YALL1 is a Matlab program by Yin Zhang, Junfeng Yang, and Wotao Yin that solves the following $l^1$ minimization problems

basis pursuit \[ \min \norm{\mat W \vec x}_1 \quad \mbox{such that} \quad \mat A \vec x = \vec b \]

L1/L1 \[ \min \norm{\mat W \vec x}_1 + \frac{1}{\nu} \norm{\mat A \vec x - \vec b}_1 \]

L1/L2 (basis pursuit denoising) \[ \min \norm{\mat W \vec x}_1 + \frac{1}{2\rho} \norm{\mat A \vec x - \vec b}_2^2 \]

L1/L2 constrained \[ \min \norm{\mat W \vec x}_1 \quad \mbox{such that} \quad \norm{\mat A \vec x - \vec b}_2^2 \lt \delta \]

Where the measurement matrix $\mat A \in \real^{m \times n}$ has $m \lt\lt n$, and the solution $\vec x$ is known to be (approximately) sparse. The unitary sparsifying basis $\mat W$ is optional. YALL1 also solves positively constrained variants of these problems ($\vec x > 0$).

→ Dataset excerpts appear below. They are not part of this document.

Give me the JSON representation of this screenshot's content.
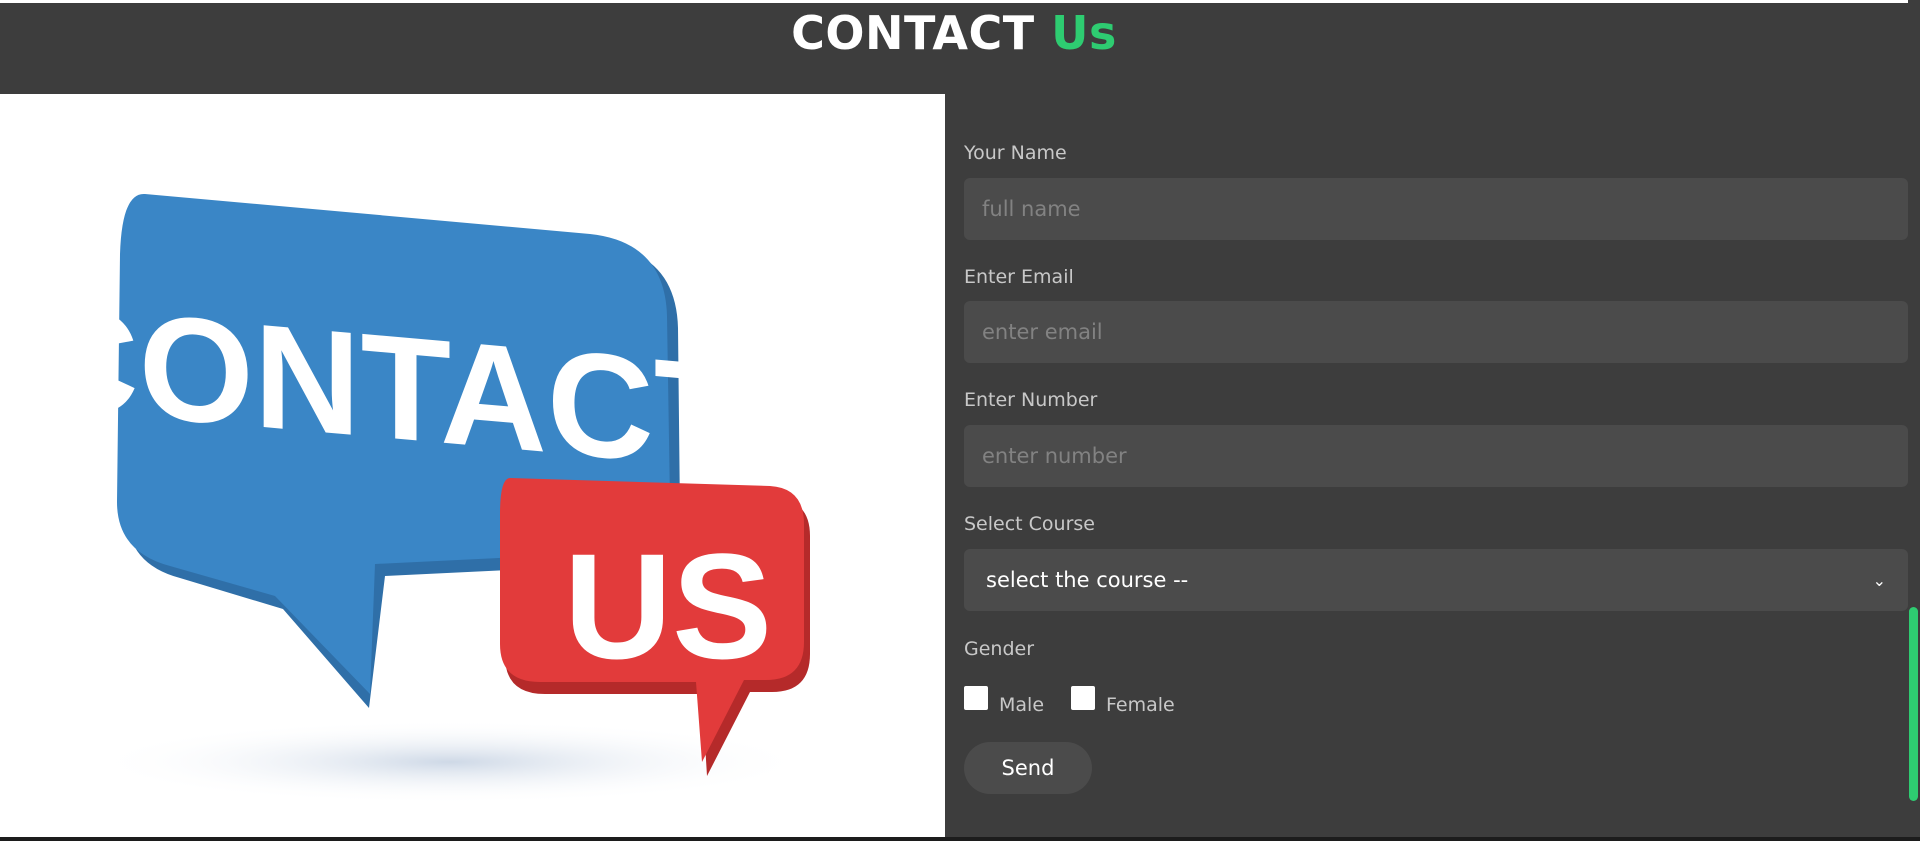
{
  "header": {
    "title_main": "CONTACT",
    "title_accent": "Us"
  },
  "image": {
    "bubble_big_text": "CONTACT",
    "bubble_small_text": "US",
    "colors": {
      "blue": "#3a86c6",
      "red": "#e23b3b"
    }
  },
  "form": {
    "name_label": "Your Name",
    "name_placeholder": "full name",
    "email_label": "Enter Email",
    "email_placeholder": "enter email",
    "number_label": "Enter Number",
    "number_placeholder": "enter number",
    "course_label": "Select Course",
    "course_selected": "select the course --",
    "gender_label": "Gender",
    "gender_options": [
      "Male",
      "Female"
    ],
    "send_label": "Send"
  },
  "colors": {
    "background": "#3d3d3d",
    "input": "#4b4b4b",
    "accent": "#2ecc71"
  }
}
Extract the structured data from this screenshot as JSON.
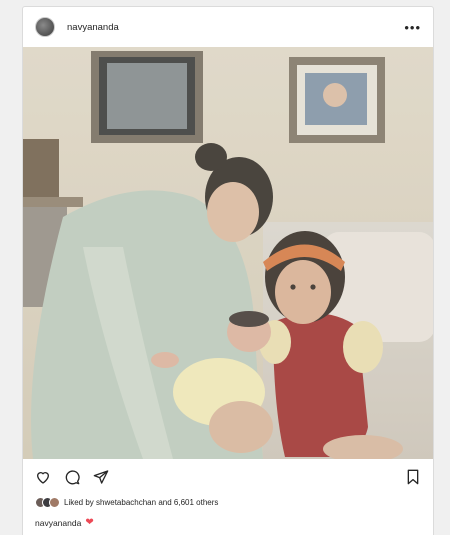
{
  "post": {
    "username": "navyananda",
    "more_glyph": "•••",
    "photo_alt": "",
    "likes_prefix": "Liked by",
    "liked_by_user": "shwetabachchan",
    "likes_and": "and",
    "likes_others": "6,601 others",
    "caption_user": "navyananda",
    "caption_emoji": "❤"
  },
  "icons": {
    "like": "heart-outline-icon",
    "comment": "comment-bubble-icon",
    "share": "paper-plane-icon",
    "save": "bookmark-icon",
    "more": "ellipsis-icon"
  },
  "colors": {
    "text": "#262626",
    "border": "#dbdbdb",
    "heart": "#ed4956"
  }
}
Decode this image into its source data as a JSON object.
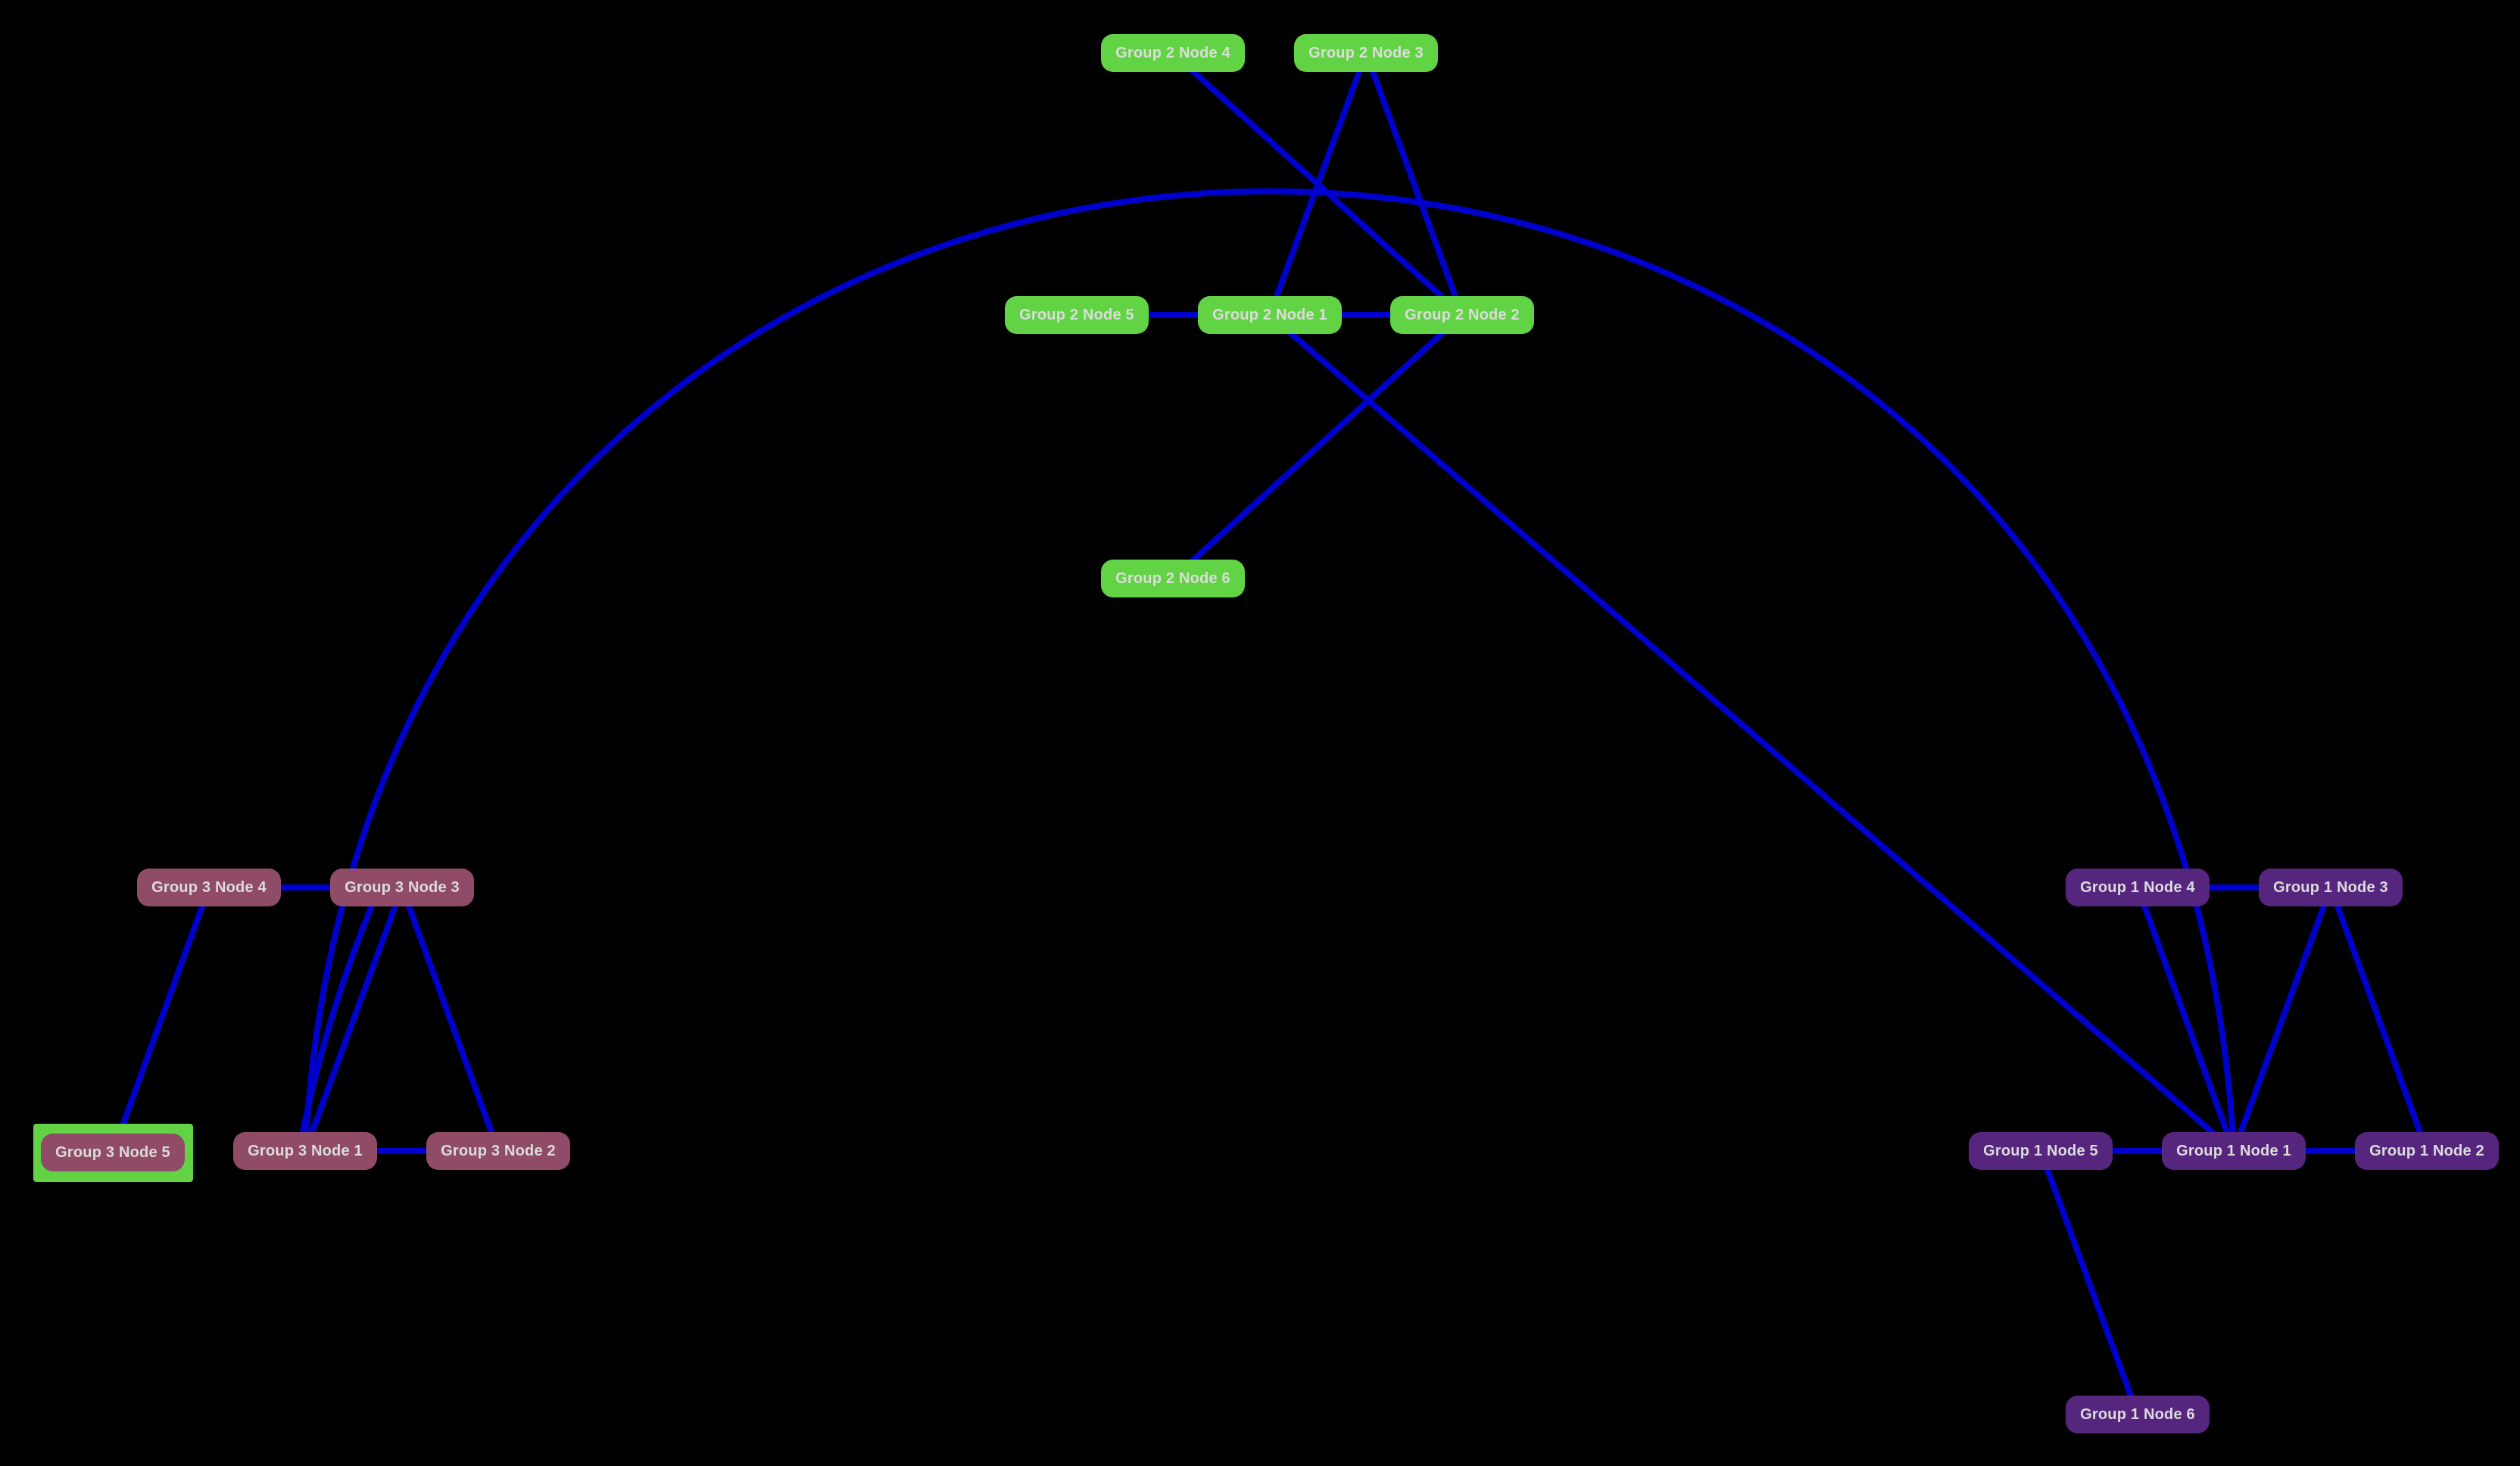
{
  "graph": {
    "background_color": "#000000",
    "edge_color": "#0000CC",
    "label_color": "#DCDCDC",
    "selection_color": "#62D344",
    "selected_node": "g3n5",
    "groups": [
      {
        "id": "group1",
        "name": "Group 1",
        "color": "#56267F"
      },
      {
        "id": "group2",
        "name": "Group 2",
        "color": "#62D344"
      },
      {
        "id": "group3",
        "name": "Group 3",
        "color": "#904C66"
      }
    ],
    "nodes": [
      {
        "id": "g2n4",
        "label": "Group 2 Node 4",
        "group": "group2"
      },
      {
        "id": "g2n3",
        "label": "Group 2 Node 3",
        "group": "group2"
      },
      {
        "id": "g2n5",
        "label": "Group 2 Node 5",
        "group": "group2"
      },
      {
        "id": "g2n1",
        "label": "Group 2 Node 1",
        "group": "group2"
      },
      {
        "id": "g2n2",
        "label": "Group 2 Node 2",
        "group": "group2"
      },
      {
        "id": "g2n6",
        "label": "Group 2 Node 6",
        "group": "group2"
      },
      {
        "id": "g3n4",
        "label": "Group 3 Node 4",
        "group": "group3"
      },
      {
        "id": "g3n3",
        "label": "Group 3 Node 3",
        "group": "group3"
      },
      {
        "id": "g3n5",
        "label": "Group 3 Node 5",
        "group": "group3"
      },
      {
        "id": "g3n1",
        "label": "Group 3 Node 1",
        "group": "group3"
      },
      {
        "id": "g3n2",
        "label": "Group 3 Node 2",
        "group": "group3"
      },
      {
        "id": "g1n4",
        "label": "Group 1 Node 4",
        "group": "group1"
      },
      {
        "id": "g1n3",
        "label": "Group 1 Node 3",
        "group": "group1"
      },
      {
        "id": "g1n5",
        "label": "Group 1 Node 5",
        "group": "group1"
      },
      {
        "id": "g1n1",
        "label": "Group 1 Node 1",
        "group": "group1"
      },
      {
        "id": "g1n2",
        "label": "Group 1 Node 2",
        "group": "group1"
      },
      {
        "id": "g1n6",
        "label": "Group 1 Node 6",
        "group": "group1"
      }
    ],
    "edges": [
      {
        "source": "g2n5",
        "target": "g2n1"
      },
      {
        "source": "g2n1",
        "target": "g2n2"
      },
      {
        "source": "g2n4",
        "target": "g2n2"
      },
      {
        "source": "g2n3",
        "target": "g2n1"
      },
      {
        "source": "g2n3",
        "target": "g2n2"
      },
      {
        "source": "g2n2",
        "target": "g2n6"
      },
      {
        "source": "g2n1",
        "target": "g1n1"
      },
      {
        "source": "g3n4",
        "target": "g3n3"
      },
      {
        "source": "g3n4",
        "target": "g3n5"
      },
      {
        "source": "g3n3",
        "target": "g3n1"
      },
      {
        "source": "g3n3",
        "target": "g3n2"
      },
      {
        "source": "g3n1",
        "target": "g3n2"
      },
      {
        "source": "g1n4",
        "target": "g1n3"
      },
      {
        "source": "g1n4",
        "target": "g1n1"
      },
      {
        "source": "g1n3",
        "target": "g1n1"
      },
      {
        "source": "g1n3",
        "target": "g1n2"
      },
      {
        "source": "g1n5",
        "target": "g1n1"
      },
      {
        "source": "g1n1",
        "target": "g1n2"
      },
      {
        "source": "g1n5",
        "target": "g1n6"
      },
      {
        "source": "g3n1",
        "target": "g1n1",
        "curved": true
      },
      {
        "source": "g3n3",
        "target": "g3n1",
        "curved": true
      }
    ]
  }
}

Astute readers may have noted that $\mat A$ has far more columns than rows, making the problem $\mat A \vec x = \vec b$ underdetermined: there exist an infinite number of satisfactory $\vec x$. Recent work on what has come to be known as compressed sensing has shown that sparse solutions ($\vec x$ having only a few non-zero coefficients) can be found very efficiently using techniques based on the $l^1$ norm (the sum of coefficients) rather than the more traditional $l^2$ norm (least squares). Furthermore, in many cases these sparse solutions are physically interpretable and/or serve quite well in image compression, signal acquisition, and classification tasks.

Compressed sensing

Compressed sensing research has been very active since 2006, both in terms of the theoretical/mathematical foundation and applications. A good overview is given in

Emmanuel Cand&egraves; and Michael Wakin, An introduction to compressive sampling (PDF link). IEEE Signal Processing Magazine, 25(2), pp. 21 – 30, March 2008

See also Terence Tao’s blog entry, a comprehensive directory of compressed sensing research, the Nuit Blanche blog, and a tons of videos.

Two neat applications:

Single pixel camera: The matrix $\mat A$ represents the random configurations of mirrors reflecting light onto a single photodetector, which records $\vec b$; the reconstruction $\vec x$ is the picture you took with a freaking single pixel camera.

Face recognition: (PDF link) The columns of $\mat A$ correspond to images of people’s faces, $\vec b$ is the face of an unknown person, and the largest components of $\vec x$ indicates the most similar face.